The Cybertruck was meant to be a home run for Tesla with annual planned production to exceed 250,000 units. That did not happen. Elon Musk’s siding with Donald Trump before and after the election, his support for Germany’s right-wing AfD party, and his cutthroat actions with DOGE pretty much turned the whole world against the once popular electric car brand. Tesla sales are down literally everywhere. Indeed, analysts and commentators are asking — can the company survive?
The Guardian said the truck’s poor sales and the company’s shifting marketing strategies indicate a potential downturn, while USA Today and CNN comment that declining profits and a soured reputation for Musk are damaging the brand.
Over 10,000 unsold Cybertrucks amount to $800 million
Tesla today has over 10,000 unsold Cybertrucks sitting in lots around the U.S. that amount to around $800 million. That’s an inventory to last for at least three months if they stop making the trucks now. That’s based on past sales performance before the election.
The brand then puts its hopes on the newly facelifted and just-launched Model Y but the anti-Musk sentiment has led to hundreds of Model Ys just sitting on lots gathering dust, with the Model Y Launch Edition failing to sell out as originally expected by the firm.
Sales down 75% in Netherlands and 62% in the UK
Overseas Tesla’s sales are tanking more than in the the U.S. In the Netherlands for example, sales are down 75% compared to April of 2024. Meanwhile, in the U.K., sales plummeted 62% while in Germany as it gives up market share to carmakers including BYD and VW. News that a privately imported Cybertruck had been stopped and impounded by British police only compounded previous reports that the truck had been banned in the country for its excessive size, weight and sharp, potentially dangerous metal edges.
Tesla sales in China are down 6% year-by-year which may not seem significant, but China is a crucial market for the American EV brand, so falling sales there are alarming.
The bottom line is whether Tesla can make a comeback, from the brink, with new models and advanced self-driving tech. Will its new Model 3 and Y stand up against the EV onslaught from China and Korea? Medium.com questions this idea by suggesting that while the Model 3 is a viable EV, the Kia EV3 undercuts the Model 3 by around $5,000 in some markets including the UK, plus the Kia has a higher quality interior and charges as quickly as the Tesla.
XPeng G6 is better and cheaper than Tesla Model Y
Meanwhile, the popular Electric Viking Youtube channel in Australia focused on a problem that will increasingly plague Tesla sales worldwide. Site owner Sam Evans says that he canceled his Tesla Model Y order and instead opted for a Chinese-made XPeng G6—which is the same size as a Model Y and built in a similar way using Tesla-style giga casting—simply because of price and cost performance. (Check out the second part of the following video for the XPeng-Tesla comparison as the first half is about a tank crushing a Model 3).

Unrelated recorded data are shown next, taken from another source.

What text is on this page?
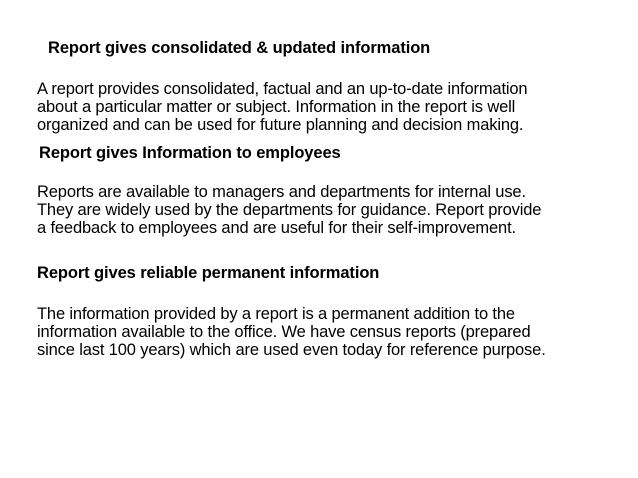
Report gives consolidated & updated information
A report provides consolidated, factual and an up-to-date information
about a particular matter or subject. Information in the report is well
organized and can be used for future planning and decision making.
Report gives Information to employees
Reports are available to managers and departments for internal use.
They are widely used by the departments for guidance. Report provide
a feedback to employees and are useful for their self-improvement.
Report gives reliable permanent information
The information provided by a report is a permanent addition to the
information available to the office. We have census reports (prepared
since last 100 years) which are used even today for reference purpose.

He explains a crucial fact—that XPeng and other EV makers bought a Tesla Model Y several years ago, dismantled it, and then made their own EV a bit better in terms of quality, luxury and price. And price was a major factor here. The AUD$59,800 price for the XPeng G6 long range was virtually the same as that for the AUD$58,900 Tesla Model Y standard version. Tesla’s long range model is around $10,000 more.
The Cybertruck fiasco, with all its recalls and public backlash in hurting Tesla, but it’s this price and quality reality that, if not confronted by Tesla, could compound and lead to the company losing more market share and eventually failing, not to mention the motoring public’s continued negative reactions to Musk’s ongoing antics.